A few weeks ago Diane Whelchel of the newly formed Fishers Historical Society asked if I had any information about the small Fall Creek Township community of Olio. She noted that some Fishers residents called the nearby intersection of 116th Street and Olio Road “Oil Well Corner.”
I was aware Olio once had an oil well, but that was about all I knew, so I decided to see what more I could find.
Holy Cow!
I was surprised to discover that not only were there several oil wells in the Olio area, but at one time this whole county was riddled with them.
It all goes back to the gas boom that took place during the last years of the 19th century and the first decade of the 20th century.
Most of east central Indiana, including Hamilton County, happens to sit, or at least sat, on an enormous deposit of natural gas called the Trenton Gas Field.
After the county’s first commercial gas well was drilled in Noblesville in 1887, many more wells followed. What tends to get lost in the hoopla surrounding the discovery of the gas is that the gas boom was accompanied by a minor oil boom.
When companies drilled for gas, they sometimes also hit oil. This happened often enough that eventually some people began to drill for oil rather than gas — and sometimes they succeeded.
Oil wells were sunk in at least eight of the county’s nine townships. (I’m not sure about Delaware Township. In most cases the wells are simply described as being on “so-an-so’s farm,” which makes it a little difficult to pinpoint exact locations.)
Although some wells came up dry and others ironically hit gas instead, many produced oil in “paying quantities.” The output was usually less than 50 barrels a day, but a few wells yielded more than that — at least for a while. (One near Cicero produced 220 barrels during its first two days.)
Two areas seem to have had more clusters of oil wells than the rest of the county — the Hortonville/Bakers Corner/Deming region, and Fall Creek Township between Olio and Fortville.
I couldn’t help smiling at the name of one of the outfits drilling in the Hortonville area in 1906 — the “Dismal Oil Company.” (Anyone who didn’t know Hortonville sits at the south end of what used to be the Dismal Swamp probably viewed that as a rather pessimistic name for a company.)
By the end of the first decade of the 20th century, Indiana’s natural gas supply was nearly gone, most of it having been wasted. The resulting drop in gas pressure made it more difficult to pump oil from the wells.

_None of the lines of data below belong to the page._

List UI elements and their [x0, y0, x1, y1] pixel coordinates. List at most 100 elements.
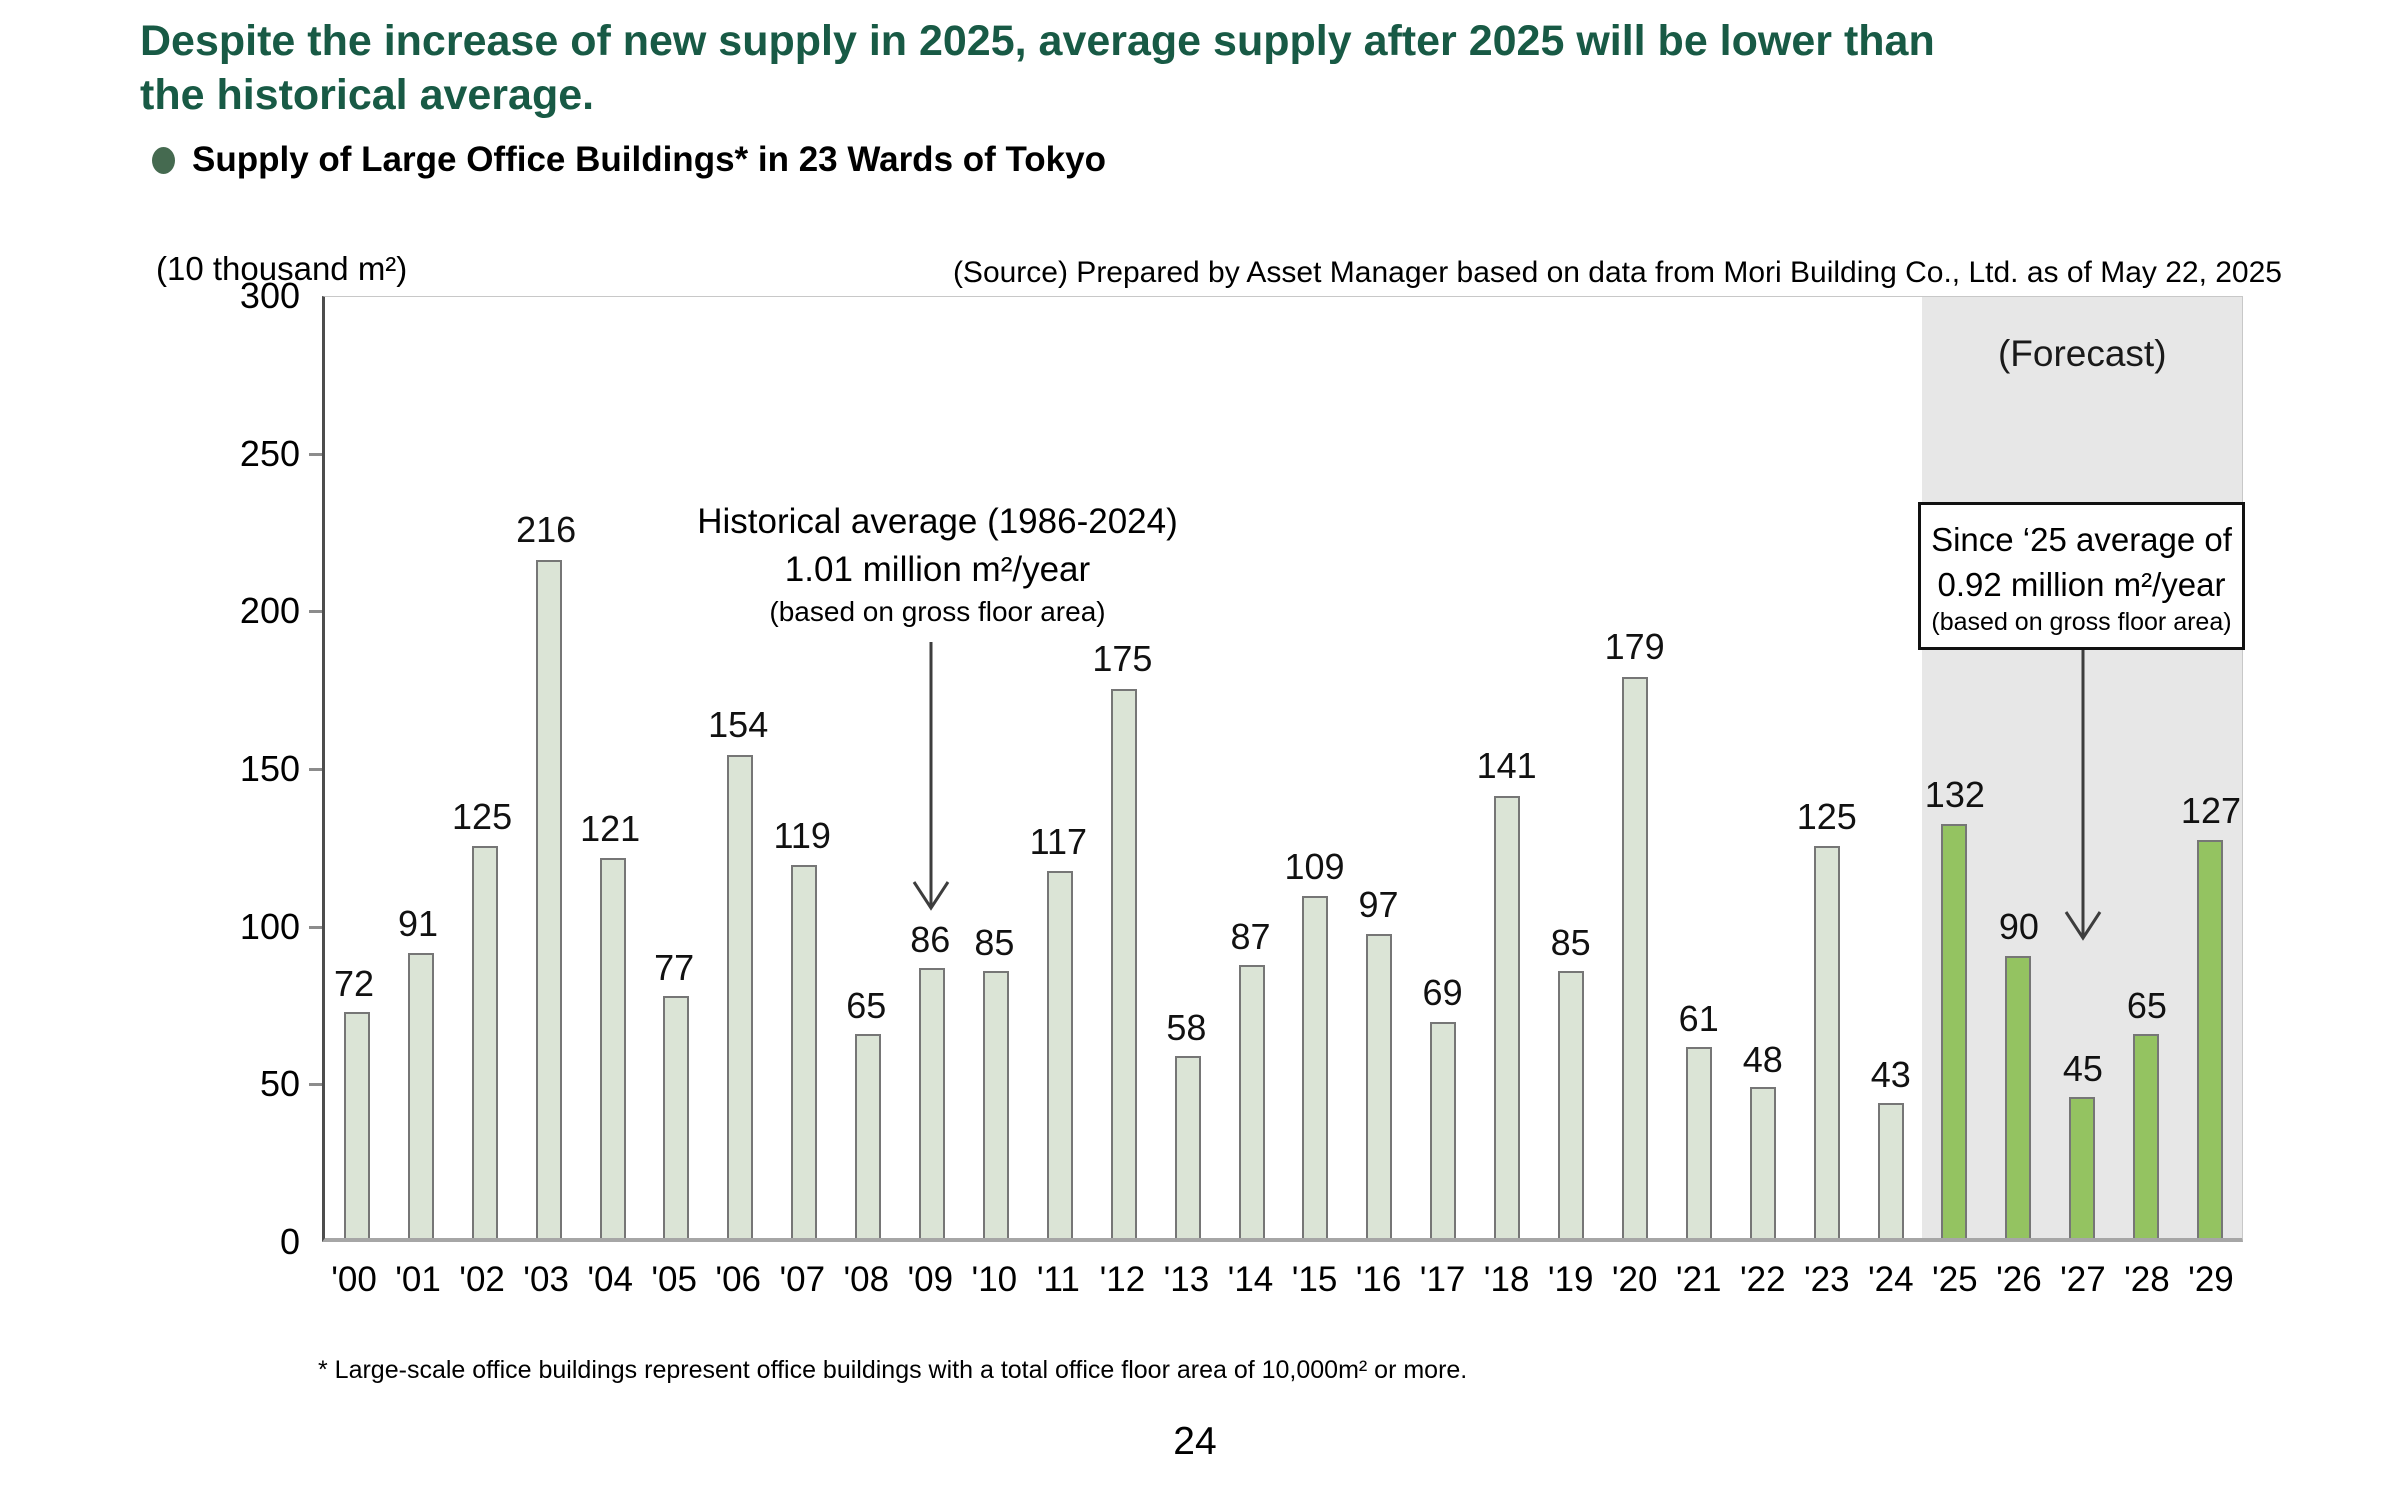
plot-area: (Forecast): [322, 296, 2243, 1242]
page-title-line-1: Despite the increase of new supply in 20…: [140, 17, 1935, 65]
forecast-label: (Forecast): [1997, 333, 2167, 374]
x-tick-label: '00: [331, 1260, 377, 1299]
footnote: * Large-scale office buildings represent…: [318, 1356, 1468, 1384]
y-tick-mark: [309, 452, 322, 456]
x-tick-label: '06: [715, 1260, 762, 1299]
x-tick-label: '20: [1611, 1260, 1658, 1299]
y-tick-mark: [309, 768, 322, 771]
bar-value-label: 58: [1166, 1007, 1207, 1049]
bar-value-label: 216: [516, 508, 577, 550]
y-tick-mark: [309, 610, 322, 614]
forecast-average-line-1: Since ‘25 average of: [1931, 521, 2232, 558]
bar-value-label: 45: [2062, 1048, 2103, 1090]
bar-value-label: 48: [1742, 1038, 1783, 1080]
x-tick-label: '19: [1547, 1260, 1594, 1299]
bar-value-label: 179: [1604, 625, 1665, 667]
bar-01: [407, 952, 434, 1238]
bar-value-label: 121: [580, 808, 641, 850]
bar-07: [791, 864, 818, 1238]
bar-value-label: 91: [398, 903, 439, 945]
historical-average-line-2: 1.01 million m²/year: [784, 550, 1091, 589]
bar-04: [599, 858, 626, 1238]
bar-value-label: 65: [846, 985, 887, 1027]
x-tick-label: '23: [1803, 1260, 1850, 1299]
x-tick-label: '24: [1868, 1260, 1914, 1299]
bar-14: [1238, 965, 1265, 1238]
x-tick-label: '10: [971, 1260, 1018, 1299]
x-tick-label: '04: [587, 1260, 633, 1299]
bar-06: [727, 754, 754, 1238]
bar-03: [535, 560, 562, 1238]
x-tick-label: '18: [1483, 1260, 1530, 1299]
section-heading: Supply of Large Office Buildings* in 23 …: [152, 140, 1106, 180]
y-tick-label: 100: [239, 905, 300, 947]
bar-18: [1494, 795, 1521, 1238]
bar-value-label: 69: [1422, 972, 1463, 1014]
y-tick-label: 0: [279, 1221, 300, 1262]
x-tick-label: '17: [1419, 1260, 1466, 1299]
bar-value-label: 141: [1476, 745, 1537, 787]
y-tick-label: 200: [239, 590, 300, 632]
bar-value-label: 97: [1358, 884, 1399, 926]
bar-16: [1366, 933, 1393, 1238]
bullet-icon: [152, 147, 175, 174]
bar-20: [1621, 676, 1648, 1238]
y-tick-mark: [309, 1083, 322, 1087]
page-title-line-2: the historical average.: [140, 71, 595, 119]
bar-value-label: 90: [1998, 906, 2039, 948]
bar-29: [2197, 839, 2224, 1238]
y-tick-label: 300: [239, 275, 300, 316]
bar-05: [663, 996, 690, 1238]
bar-value-label: 109: [1284, 846, 1345, 888]
bar-value-label: 175: [1092, 638, 1153, 680]
bar-19: [1558, 971, 1585, 1238]
bar-value-label: 125: [1796, 795, 1857, 837]
x-tick-label: '28: [2124, 1260, 2170, 1299]
bar-28: [2133, 1034, 2160, 1238]
bar-24: [1877, 1103, 1904, 1238]
x-tick-label: '02: [459, 1260, 505, 1299]
bar-value-label: 85: [1550, 921, 1591, 963]
x-tick-label: '12: [1099, 1260, 1146, 1299]
bar-10: [982, 971, 1009, 1238]
y-tick-mark: [309, 925, 322, 929]
bar-26: [2005, 955, 2032, 1238]
y-tick-label: 150: [239, 748, 300, 789]
x-tick-label: '21: [1675, 1260, 1722, 1299]
bar-value-label: 61: [1678, 997, 1719, 1039]
x-tick-label: '22: [1739, 1260, 1786, 1299]
bar-value-label: 119: [773, 814, 831, 856]
x-tick-label: '09: [907, 1260, 954, 1299]
forecast-average-line-2: 0.92 million m²/year: [1937, 566, 2226, 603]
bar-25: [1941, 823, 1968, 1238]
x-tick-label: '16: [1355, 1260, 1402, 1299]
historical-average-line-3: (based on gross floor area): [769, 596, 1106, 627]
bar-11: [1046, 871, 1073, 1238]
x-tick-label: '29: [2188, 1260, 2234, 1299]
x-tick-label: '01: [395, 1260, 441, 1299]
y-tick-label: 250: [239, 432, 300, 474]
bar-value-label: 132: [1924, 773, 1985, 815]
page-title: Despite the increase of new supply in 20…: [140, 14, 2350, 122]
bar-08: [855, 1034, 882, 1238]
bar-value-label: 154: [708, 704, 769, 746]
x-tick-label: '26: [1996, 1260, 2042, 1299]
bar-23: [1813, 845, 1840, 1238]
x-tick-label: '11: [1036, 1260, 1080, 1299]
bar-12: [1110, 689, 1137, 1238]
historical-average-line-1: Historical average (1986-2024): [697, 502, 1178, 541]
forecast-average-down-arrow-icon: [2064, 650, 2102, 941]
bar-value-label: 85: [974, 921, 1015, 963]
y-tick-label: 50: [259, 1063, 300, 1105]
x-tick-label: '05: [651, 1260, 697, 1299]
forecast-average-box: Since ‘25 average of 0.92 million m²/yea…: [1918, 502, 2245, 650]
forecast-average-line-3: (based on gross floor area): [1931, 608, 2232, 636]
bar-value-label: 117: [1029, 821, 1088, 863]
source-note: (Source) Prepared by Asset Manager based…: [952, 256, 2282, 289]
x-tick-label: '27: [2060, 1260, 2106, 1299]
bar-21: [1685, 1046, 1712, 1238]
x-tick-label: '15: [1291, 1260, 1338, 1299]
bar-00: [343, 1012, 370, 1238]
bar-value-label: 125: [452, 795, 513, 837]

To increase the flow of the oil, wells were shot with nitroglycerin, a common, but extremely dangerous, practice that managed to keep the county’s oil boom going a little longer than the gas boom. Eventually, however, the oil wells, like the gas wells, all but disappeared.
In the late 1930s, a few companies decided to try searching for oil in Hamilton County again. Over the next ten years, wells were drilled in several sites around the county, most of them in the Hortonville area where the earlier wells were located. None of those wells seems to have produced a significant amount of oil, though.
By 1950, the only reminders of Hamilton County’s oil boom that I could find were a few references to Fall Creek Township’s “Oil Well Hill” and “Oil Well Road.” Oil Well Hill was located on the old Kincaid farm, the site of several of the 19th century wells and Oil Well Road was apparently a local name for the southernmost section of Olio Road.